Kristen Welker-Hood, ScD MSN, Director of Environmental Health Programs provided expert testimony at the Maryland House of Delegates and the Senate this month.  She presented in support of offshore wind energy by detailing the public health impacts of coal-fired power plants. PSR strongly supports clean, renewable energy policies, which improve air quality and displace dirty electric generation.

Background:

The Maryland Offshore Wind Energy Act of 2011 (House Bill 1054 and Senate Bill 861) will create between 80 and 200 wind turbines 10 nautical miles off the coast of Maryland to produce 400 to 600 MW of energy.  This act is projected to produce 2.5% of energy for the state of Maryland which is about 10 to 15% of Maryland’s renewable energy when completed helping to achieve the Maryland Renewable Portfolio Standard (RPS) of having 22% of Maryland’s energy come from renewable sources.  Currently, Maryland gets 30% of its energy from sources outside of the state; the 500 MW offshore wind farm project, when fully up and running, can produce enough energy to power 79% of the coastal homes or about half the homes in Baltimore City.  Commercial scale facilities have been operating in Europe since 1991, and in the US, states are progressively looking towards renewable energy sources.  Delaware and Massachusetts have passed legislation for building off-shore wind farms, New Jersey is considering implementing a similar act and Rhode Island has a pilot project in place. 

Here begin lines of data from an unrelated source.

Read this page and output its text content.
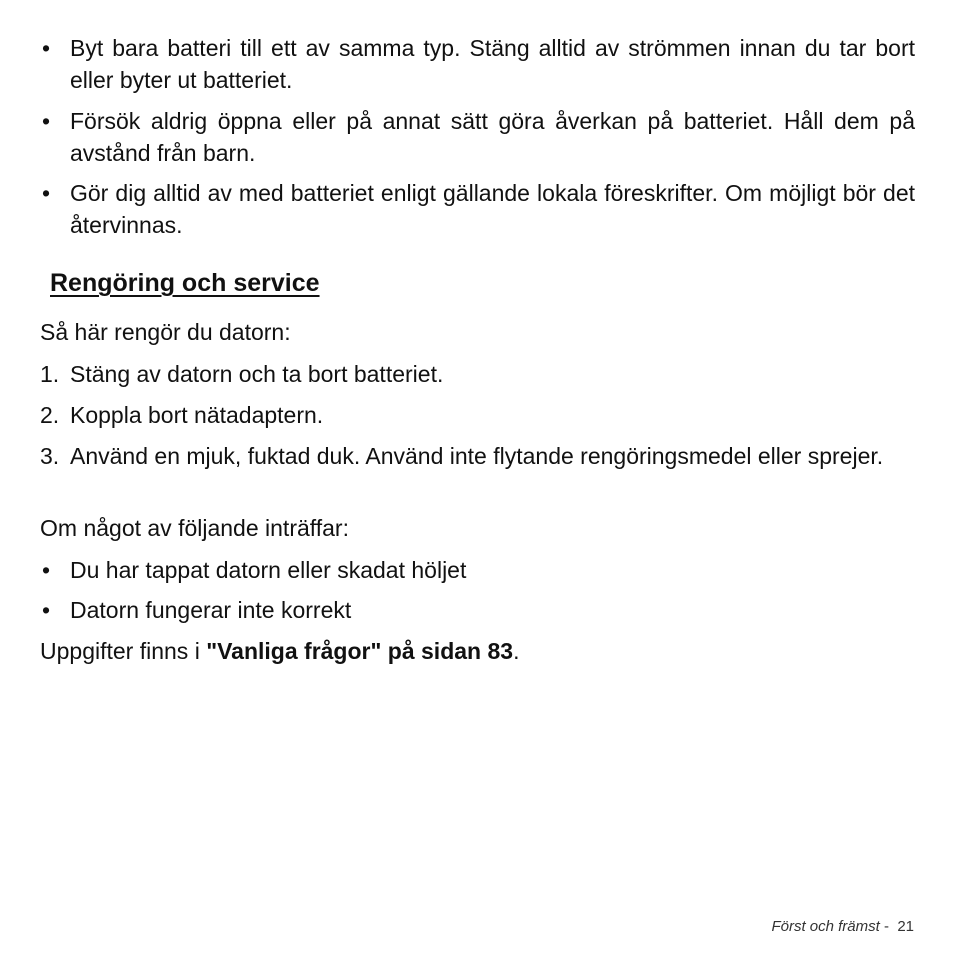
• Byt bara batteri till ett av samma typ. Stäng alltid av strömmen innan du tar bort eller byter ut batteriet.
• Försök aldrig öppna eller på annat sätt göra åverkan på batteriet. Håll dem på avstånd från barn.
• Gör dig alltid av med batteriet enligt gällande lokala föreskrifter. Om möjligt bör det återvinnas.
Rengöring och service

Så här rengör du datorn:

1. Stäng av datorn och ta bort batteriet.
2. Koppla bort nätadaptern.
3. Använd en mjuk, fuktad duk. Använd inte flytande rengöringsmedel eller sprejer.

Om något av följande inträffar:

• Du har tappat datorn eller skadat höljet
• Datorn fungerar inte korrekt

Uppgifter finns i "Vanliga frågor" på sidan 83.

Först och främst -  21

Air pollutants such as sulfur dioxide (SO2), oxides of nitrogen (NOx), and particulates cause various health problems including but not limited to asthma and chronic respiratory illnesses, which result in hospitalizations, premature death, and loss in productivity due to sick days.   In 2005 National Academy of Science estimated that the US suffered $62 billion in health damages due to coal-fired power plants, or an average of $156 million per coal plant. Since emissions from wind power are close to zero (emissions from wind manufacturing and operations are less than 2% those of coal combustion per MWh), their benefits can be approximated by the health impact of the power displaced. Operations of wind energy facility will greatly reduce Maryland citizens’ exposure to dangerous air pollutants.